As one writer recently recounted about the planning graduate students' experience, a planning charrette with the residents of Europe 'became a crash course in the difference between the pieties of urban planning theory and the reality of communities that are fluent in the language of political leverage.'

FOURTH, there should be a systematic attempt to recognize ownership and create property tenure. Such a system might not use all the typical tools (extensive land surveys, for instance, are just as likely to be viewed with suspicion as be welcomed), but high-resolution, satellite-based imagery might make it possible just the same. And a full-blown inclusionary housing policy should become law citywide, so that such a process can at least begin to right segregation's wrongs in the city center and immediate surroundings.

FINALLY, if efficient development patterns that promote public health, affordability, an improved quality of life, and a desirable future are legitimate objectives, then planning with the environment in mind is a necessity, not a luxury.

Environmental sustainability, green spaces, management of (terribly) polluted stormwater runoff, sanitation, renewable energy production and distribution and, in that normally dry environment, water conservation and reuse, should all help frame whatever solutions are developed.
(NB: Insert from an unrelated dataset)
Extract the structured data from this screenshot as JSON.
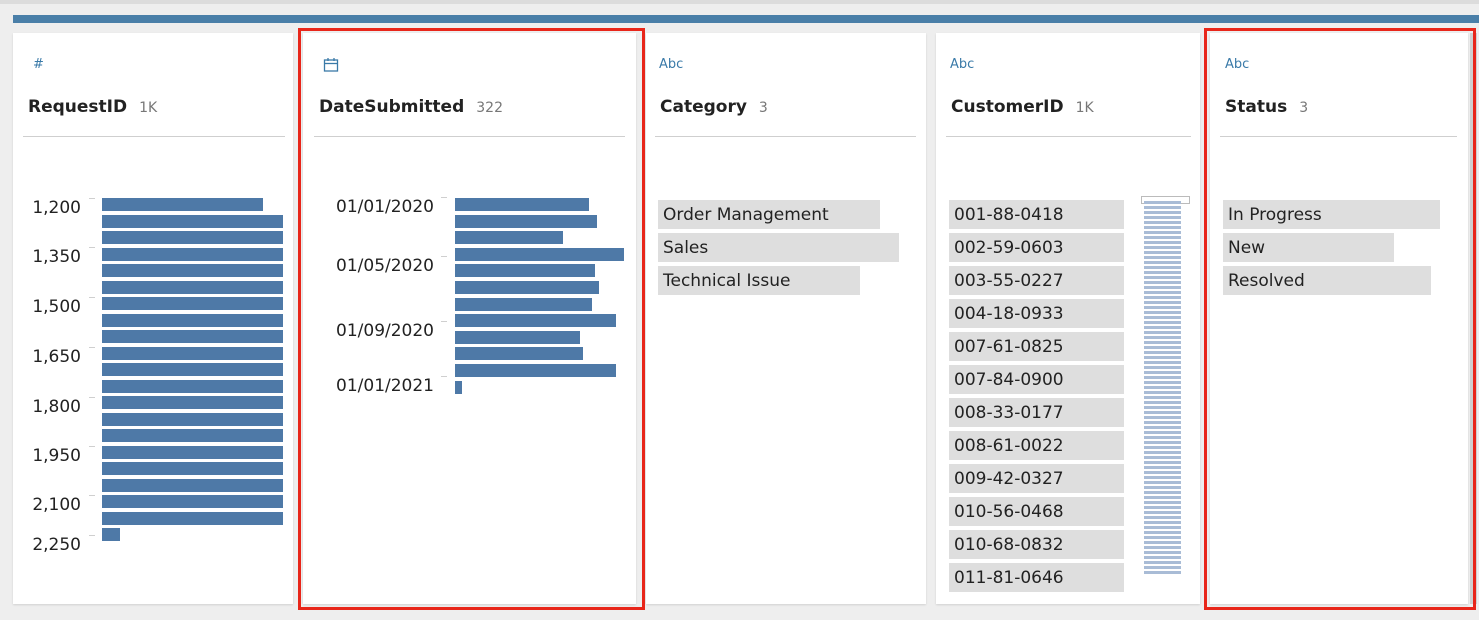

Sustainability will eventually help all Capetonians to live healthy, productive lives; its absence will lead, eventually, to systemic failure.

This set of five design and planning objectives won't themselves solve the huge habitat and socioeconomic problems wrought by several centuries of harmful and sometimes intentionally misdirected public policy; indeed, design and planning provide imperfect and incomplete solutions to problems built by the many layers of adverse political intent.

On the other hand, there is good news here: Some of these initiatives are already moving forward, at various speeds and with varying degrees of attention, and a limited menu such as this might just help move the ball in the right direction.

Finally, after fits and starts, urban planners and architects in Cape Town may now be headed toward trying to secure at least the place they want their great city, and all its inhabitants, to be able to realize. Equity, democracy, and good planning and design are a part of a better future. With continued focus, we can hope that social advances will accompany or shortly follow.

Lee Epstein is an urban planner and environmental lawyer with three decades of practice in the mid-Atlantic area of the U.S. He visited South Africa in 2015.